After the purchase of a long and narrow property along Big Sarasota Pass, the Owners’ desire was for the design of their future home to reflect their simple, uncomplicated but refined lifestyle. With simplicity of form and materials, the conceptual idea for this project derives from the Japanese word shibusa. This concept encompasses an enriched, subdued appearance or experience of intrinsically fine quality with economy of form, line, and effort, producing a timeless tranquility.

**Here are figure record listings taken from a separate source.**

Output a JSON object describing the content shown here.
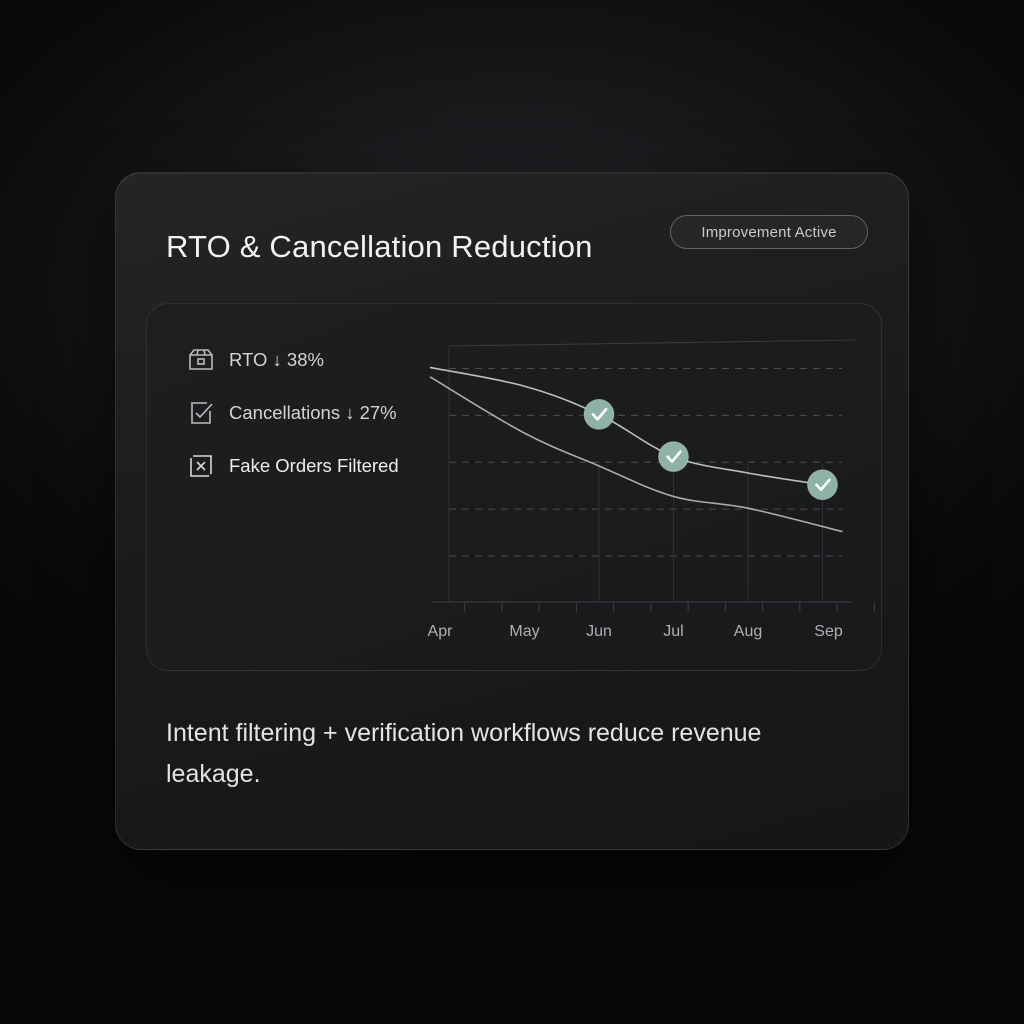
{
  "card": {
    "title": "RTO & Cancellation Reduction",
    "badge": "Improvement Active",
    "description": "Intent filtering + verification workflows reduce revenue leakage."
  },
  "metrics": [
    {
      "label": "RTO ↓ 38%",
      "icon": "box-icon"
    },
    {
      "label": "Cancellations ↓ 27%",
      "icon": "checkbox-icon"
    },
    {
      "label": "Fake Orders Filtered",
      "icon": "x-box-icon"
    }
  ],
  "colors": {
    "accent": "#8fb2a6",
    "line": "#d9dadc",
    "background": "#0b0c0e"
  },
  "chart_data": {
    "type": "line",
    "categories": [
      "Apr",
      "May",
      "Jun",
      "Jul",
      "Aug",
      "Sep"
    ],
    "series": [
      {
        "values": [
          100,
          92,
          80,
          62,
          55,
          50
        ],
        "markers": [
          "Jun",
          "Jul",
          "Sep"
        ]
      },
      {
        "values": [
          96,
          72,
          58,
          45,
          40,
          30
        ]
      }
    ],
    "grid": "horizontal-dashed",
    "title": "",
    "xlabel": "",
    "ylabel": "",
    "ylim": [
      0,
      110
    ]
  }
}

With the lift of the structure above base flood elevation as a zoning requirement, the Owners’ aspiration was to inhabit modest but carefully interconnected pavilions that levitate above the tropical landscape. The simplicity of form is achieved through the configuration of the L-shaped structure that is composed of two rectilinear pavilions. Containing the public aspects of the program as well as the Owners’ quarters, the main pavilion is carefully carved out to open itself toward the water views of Big Sarasota Pass. This uninterrupted view becomes the common datum that links the spaces of the open floor plan and the adjacent rooms. Separated from the main pavilion by a transparent two-story entry stair, the private elements of the program are gathered in a long and narrow volume. The orientation of the guest pavilion takes advantage of the internal courtyard containing a tropical garden with lap pool while also providing additional water views. The cantilevered extension of this volume above the private courtyard entry screen enhances the essence of the floating structure as if it was reaching out to capture the views of Bayou Louise on the opposite side of the property.

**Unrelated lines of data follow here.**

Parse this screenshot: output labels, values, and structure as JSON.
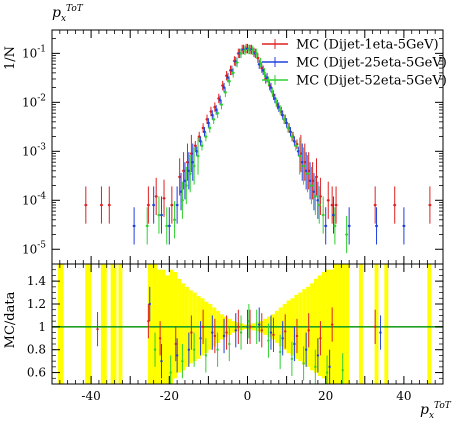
{
  "chart_data": {
    "type": "scatter",
    "top_title": "p_x^{ToT}",
    "x_axis_label": "p_x^{ToT}",
    "y_axis_label_main": "1/N",
    "y_axis_label_ratio": "MC/data",
    "xlim": [
      -50,
      50
    ],
    "ylim_main_log": [
      5e-06,
      0.3
    ],
    "ylim_ratio": [
      0.5,
      1.55
    ],
    "x_ticks": [
      "-40",
      "-20",
      "0",
      "20",
      "40"
    ],
    "y_ticks_main": [
      "10^{-1}",
      "10^{-2}",
      "10^{-3}",
      "10^{-4}",
      "10^{-5}"
    ],
    "y_ticks_ratio": [
      "1.4",
      "1.2",
      "1",
      "0.8",
      "0.6"
    ],
    "legend_position": "top-right",
    "series": [
      {
        "name": "MC (Dijet-1eta-5GeV)",
        "color": "#e02020",
        "points": [
          [
            -41,
            8e-05
          ],
          [
            -37,
            8e-05
          ],
          [
            -35,
            8e-05
          ],
          [
            -25,
            8e-05
          ],
          [
            -23,
            0.00012
          ],
          [
            -21,
            0.00011
          ],
          [
            -19,
            8e-05
          ],
          [
            -17,
            0.0003
          ],
          [
            -16,
            0.0004
          ],
          [
            -15,
            0.0006
          ],
          [
            -14,
            0.0009
          ],
          [
            -13,
            0.0013
          ],
          [
            -12,
            0.002
          ],
          [
            -11,
            0.003
          ],
          [
            -10,
            0.0045
          ],
          [
            -9,
            0.0065
          ],
          [
            -8,
            0.008
          ],
          [
            -7,
            0.012
          ],
          [
            -6,
            0.022
          ],
          [
            -5,
            0.035
          ],
          [
            -4,
            0.045
          ],
          [
            -3,
            0.07
          ],
          [
            -2,
            0.1
          ],
          [
            -1,
            0.12
          ],
          [
            0,
            0.125
          ],
          [
            1,
            0.12
          ],
          [
            2,
            0.105
          ],
          [
            3,
            0.08
          ],
          [
            4,
            0.05
          ],
          [
            5,
            0.03
          ],
          [
            6,
            0.022
          ],
          [
            7,
            0.014
          ],
          [
            8,
            0.009
          ],
          [
            9,
            0.0065
          ],
          [
            10,
            0.0045
          ],
          [
            11,
            0.003
          ],
          [
            12,
            0.002
          ],
          [
            13,
            0.0014
          ],
          [
            14,
            0.0009
          ],
          [
            15,
            0.0006
          ],
          [
            16,
            0.0004
          ],
          [
            17,
            0.00025
          ],
          [
            18,
            0.0003
          ],
          [
            19,
            0.00012
          ],
          [
            21,
            0.0001
          ],
          [
            22,
            8e-05
          ],
          [
            23,
            8e-05
          ],
          [
            33,
            8e-05
          ],
          [
            38,
            8e-05
          ],
          [
            47,
            8e-05
          ]
        ],
        "ratio_points": [
          [
            -38,
            0.98
          ],
          [
            -25,
            1.05
          ],
          [
            -22,
            0.9
          ],
          [
            -18,
            0.85
          ],
          [
            -14,
            0.95
          ],
          [
            -11,
            1.0
          ],
          [
            -8,
            0.92
          ],
          [
            -5,
            0.95
          ],
          [
            -2,
            1.0
          ],
          [
            1,
            1.0
          ],
          [
            4,
            0.97
          ],
          [
            7,
            0.93
          ],
          [
            10,
            0.96
          ],
          [
            13,
            0.92
          ],
          [
            16,
            0.97
          ],
          [
            19,
            0.9
          ],
          [
            22,
            1.02
          ],
          [
            33,
            1.0
          ]
        ]
      },
      {
        "name": "MC (Dijet-25eta-5GeV)",
        "color": "#2040e0",
        "points": [
          [
            -29,
            3e-05
          ],
          [
            -24,
            8e-05
          ],
          [
            -22,
            5e-05
          ],
          [
            -20,
            3e-05
          ],
          [
            -18,
            8e-05
          ],
          [
            -17,
            0.00015
          ],
          [
            -16,
            0.00025
          ],
          [
            -15,
            0.0004
          ],
          [
            -14,
            0.0006
          ],
          [
            -13,
            0.001
          ],
          [
            -12,
            0.0016
          ],
          [
            -11,
            0.0025
          ],
          [
            -10,
            0.0038
          ],
          [
            -9,
            0.0055
          ],
          [
            -8,
            0.007
          ],
          [
            -7,
            0.011
          ],
          [
            -6,
            0.02
          ],
          [
            -5,
            0.032
          ],
          [
            -4,
            0.045
          ],
          [
            -3,
            0.068
          ],
          [
            -2,
            0.1
          ],
          [
            -1,
            0.12
          ],
          [
            0,
            0.125
          ],
          [
            1,
            0.12
          ],
          [
            2,
            0.1
          ],
          [
            3,
            0.06
          ],
          [
            4,
            0.045
          ],
          [
            5,
            0.032
          ],
          [
            6,
            0.02
          ],
          [
            7,
            0.012
          ],
          [
            8,
            0.008
          ],
          [
            9,
            0.0055
          ],
          [
            10,
            0.0038
          ],
          [
            11,
            0.0025
          ],
          [
            12,
            0.0016
          ],
          [
            13,
            0.001
          ],
          [
            14,
            0.0006
          ],
          [
            15,
            0.0004
          ],
          [
            16,
            0.00025
          ],
          [
            17,
            0.00015
          ],
          [
            18,
            0.0001
          ],
          [
            20,
            3e-05
          ],
          [
            22,
            5e-05
          ],
          [
            26,
            3e-05
          ],
          [
            33,
            3e-05
          ],
          [
            40,
            3e-05
          ]
        ],
        "ratio_points": [
          [
            -25,
            1.2
          ],
          [
            -22,
            0.7
          ],
          [
            -18,
            0.75
          ],
          [
            -15,
            0.8
          ],
          [
            -12,
            0.9
          ],
          [
            -9,
            0.95
          ],
          [
            -6,
            0.92
          ],
          [
            -3,
            0.97
          ],
          [
            0,
            1.0
          ],
          [
            3,
            1.02
          ],
          [
            6,
            0.95
          ],
          [
            9,
            0.9
          ],
          [
            12,
            0.85
          ],
          [
            15,
            0.8
          ],
          [
            18,
            0.75
          ],
          [
            21,
            0.65
          ],
          [
            34,
            0.95
          ]
        ]
      },
      {
        "name": "MC (Dijet-52eta-5GeV)",
        "color": "#30d030",
        "points": [
          [
            -26,
            3e-05
          ],
          [
            -23,
            5e-05
          ],
          [
            -21,
            3e-05
          ],
          [
            -19,
            4e-05
          ],
          [
            -17,
            0.0001
          ],
          [
            -16,
            0.0002
          ],
          [
            -15,
            0.00035
          ],
          [
            -14,
            0.0005
          ],
          [
            -13,
            0.0008
          ],
          [
            -12,
            0.0013
          ],
          [
            -11,
            0.002
          ],
          [
            -10,
            0.003
          ],
          [
            -9,
            0.0045
          ],
          [
            -8,
            0.006
          ],
          [
            -7,
            0.009
          ],
          [
            -6,
            0.016
          ],
          [
            -5,
            0.027
          ],
          [
            -4,
            0.04
          ],
          [
            -3,
            0.065
          ],
          [
            -2,
            0.1
          ],
          [
            -1,
            0.115
          ],
          [
            0,
            0.12
          ],
          [
            1,
            0.115
          ],
          [
            2,
            0.1
          ],
          [
            3,
            0.065
          ],
          [
            4,
            0.04
          ],
          [
            5,
            0.027
          ],
          [
            6,
            0.016
          ],
          [
            7,
            0.01
          ],
          [
            8,
            0.007
          ],
          [
            9,
            0.0045
          ],
          [
            10,
            0.003
          ],
          [
            11,
            0.002
          ],
          [
            12,
            0.0013
          ],
          [
            13,
            0.0008
          ],
          [
            14,
            0.0005
          ],
          [
            15,
            0.00035
          ],
          [
            16,
            0.0002
          ],
          [
            17,
            0.00012
          ],
          [
            18,
            8e-05
          ],
          [
            19,
            5e-05
          ],
          [
            22,
            3e-05
          ],
          [
            25,
            2e-05
          ]
        ],
        "ratio_points": [
          [
            -24,
            0.8
          ],
          [
            -20,
            0.6
          ],
          [
            -17,
            0.7
          ],
          [
            -14,
            0.8
          ],
          [
            -11,
            0.75
          ],
          [
            -8,
            0.8
          ],
          [
            -5,
            0.85
          ],
          [
            -2,
            0.95
          ],
          [
            0,
            1.05
          ],
          [
            2,
            1.0
          ],
          [
            5,
            0.88
          ],
          [
            8,
            0.78
          ],
          [
            11,
            0.72
          ],
          [
            14,
            0.68
          ],
          [
            17,
            0.65
          ],
          [
            20,
            0.6
          ],
          [
            24,
            0.62
          ]
        ]
      }
    ],
    "ratio_band": {
      "color": "#ffff00",
      "reference_line_color": "#20a020",
      "reference_value": 1,
      "bins": [
        [
          -48.5,
          -47,
          0.5,
          1.55
        ],
        [
          -41.5,
          -40,
          0.5,
          1.55
        ],
        [
          -37.5,
          -36,
          0.5,
          1.55
        ],
        [
          -35,
          -33.5,
          0.5,
          1.55
        ],
        [
          -33,
          -32,
          0.5,
          1.55
        ],
        [
          -25.5,
          -24.5,
          0.5,
          1.55
        ],
        [
          -24.5,
          -23,
          0.5,
          1.55
        ],
        [
          -23,
          -22,
          0.5,
          1.5
        ],
        [
          -22,
          -21,
          0.5,
          1.5
        ],
        [
          -21,
          -20,
          0.5,
          1.45
        ],
        [
          -20,
          -19,
          0.5,
          1.5
        ],
        [
          -19,
          -18,
          0.55,
          1.48
        ],
        [
          -18,
          -17,
          0.6,
          1.42
        ],
        [
          -17,
          -16,
          0.62,
          1.38
        ],
        [
          -16,
          -15,
          0.65,
          1.35
        ],
        [
          -15,
          -14,
          0.68,
          1.32
        ],
        [
          -14,
          -13,
          0.7,
          1.3
        ],
        [
          -13,
          -12,
          0.72,
          1.27
        ],
        [
          -12,
          -11,
          0.75,
          1.25
        ],
        [
          -11,
          -10,
          0.77,
          1.22
        ],
        [
          -10,
          -9,
          0.8,
          1.2
        ],
        [
          -9,
          -8,
          0.83,
          1.17
        ],
        [
          -8,
          -7,
          0.86,
          1.14
        ],
        [
          -7,
          -6,
          0.89,
          1.11
        ],
        [
          -6,
          -5,
          0.91,
          1.09
        ],
        [
          -5,
          -4,
          0.93,
          1.07
        ],
        [
          -4,
          -3,
          0.95,
          1.05
        ],
        [
          -3,
          -2,
          0.96,
          1.04
        ],
        [
          -2,
          -1,
          0.97,
          1.03
        ],
        [
          -1,
          0,
          0.98,
          1.02
        ],
        [
          0,
          1,
          0.98,
          1.02
        ],
        [
          1,
          2,
          0.97,
          1.03
        ],
        [
          2,
          3,
          0.96,
          1.04
        ],
        [
          3,
          4,
          0.95,
          1.05
        ],
        [
          4,
          5,
          0.93,
          1.07
        ],
        [
          5,
          6,
          0.91,
          1.09
        ],
        [
          6,
          7,
          0.89,
          1.11
        ],
        [
          7,
          8,
          0.86,
          1.14
        ],
        [
          8,
          9,
          0.83,
          1.17
        ],
        [
          9,
          10,
          0.8,
          1.2
        ],
        [
          10,
          11,
          0.77,
          1.23
        ],
        [
          11,
          12,
          0.75,
          1.25
        ],
        [
          12,
          13,
          0.72,
          1.28
        ],
        [
          13,
          14,
          0.7,
          1.3
        ],
        [
          14,
          15,
          0.67,
          1.33
        ],
        [
          15,
          16,
          0.65,
          1.35
        ],
        [
          16,
          17,
          0.62,
          1.38
        ],
        [
          17,
          18,
          0.6,
          1.42
        ],
        [
          18,
          19,
          0.57,
          1.45
        ],
        [
          19,
          20,
          0.55,
          1.48
        ],
        [
          20,
          21,
          0.5,
          1.5
        ],
        [
          21,
          22,
          0.5,
          1.5
        ],
        [
          22,
          23,
          0.5,
          1.55
        ],
        [
          23,
          24,
          0.5,
          1.55
        ],
        [
          24,
          25,
          0.5,
          1.55
        ],
        [
          25,
          26,
          0.5,
          1.55
        ],
        [
          28.5,
          29.5,
          0.5,
          1.55
        ],
        [
          32.5,
          33.5,
          0.5,
          1.55
        ],
        [
          35,
          36,
          0.5,
          1.55
        ],
        [
          46,
          47,
          0.5,
          1.55
        ]
      ]
    }
  }
}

The delicate expression and detailing of architectural elements further reinforce the simplicity of the structure while addressing the local climate. Strategically placed vertical shading screens, deep overhangs, and nested windows emphasize the integrity of the structure by their adaptation and interplay with the Florida sun. The careful composition of repetitive but limited material palette of exposed board-on-board concrete on the ground floor, vertical composite wood shading screens and siding on the elevated structure, and white portland cement plaster provide a gesture of unity as well as an understated elegance and timelessness.